In this case, the join condition is not necessary at all — since it’s not possible for B and C to reach the join on the same loop, only one flow will ever arrive. The join point can be safely removed to allow the workflow to run as expected.

Using Signals to Stop Unnecessary Flows at Conditional Joins

A conditional join will terminate any incoming flows that arrive at the join point after the condition is satisfied and the join point fires; this won’t, however, stop any actions before the join point from firing. If you have actions that are not necessary to run once the join is satisfied, you can use signals to prevent those actions from firing.

Consider a workflow with a start action “A” that splits into two parallel flows, “B” and “C”. After “B”, there is a series of actions, the last of which, “Y”, flows into a conditional join point, “Z”. C flows directly into the join point Z.

The join point Z can fire if either Y or C arrives, so it has the join point “Y or C”.

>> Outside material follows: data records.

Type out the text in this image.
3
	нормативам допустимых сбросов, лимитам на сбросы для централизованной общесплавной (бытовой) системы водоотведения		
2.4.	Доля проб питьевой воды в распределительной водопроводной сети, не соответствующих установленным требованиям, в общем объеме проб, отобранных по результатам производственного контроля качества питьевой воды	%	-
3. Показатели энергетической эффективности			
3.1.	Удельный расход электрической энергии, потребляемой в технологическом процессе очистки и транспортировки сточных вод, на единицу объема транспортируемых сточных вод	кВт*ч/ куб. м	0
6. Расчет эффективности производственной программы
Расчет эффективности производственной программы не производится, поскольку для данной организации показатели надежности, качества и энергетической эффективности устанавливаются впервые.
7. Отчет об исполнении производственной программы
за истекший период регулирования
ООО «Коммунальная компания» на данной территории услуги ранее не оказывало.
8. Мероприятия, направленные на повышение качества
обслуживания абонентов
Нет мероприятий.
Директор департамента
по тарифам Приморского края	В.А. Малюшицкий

Now, suppose that C completes before B, and it’s no longer necessary to execute any of the actions between B and Y. In this case, the best approach is to have each of the actions between B and Y monitor for a signal (we’ll call the signal “STOP”).

You can raise the “STOP” signal on the flow coming out of the join point Z. When the join point fires, this signal will be raised. Any action monitoring for the “STOP” signal will then be prevented from executing.

This scenario, known in Flux as the “abort” scenario, allows you to keep Flux from wasting processing time and power by preventing actions that aren’t required. A working example of the abort scenario is available in _/examples/end_users/abort_ directory under your Flux installation directory.

When multiple actions are monitoring for the same signal, you will need to manually clear the signal to prevent looping executions from picking up an old signal. See Coordinating Actions using Signals for more information on this.

Transaction Breaks at Splits and Joins

Splits and joins are always transaction breaks, even when the transaction break property is not explicitly enabled.

On a split, this happens because each new branching flow will receive its own flow context, so the existing flow context must be committed to save its data.

Similarly, for a join, a new flow context must be created, so the incoming transactions need to be committed to save the state of the workflow and save the work performed in each incoming branch.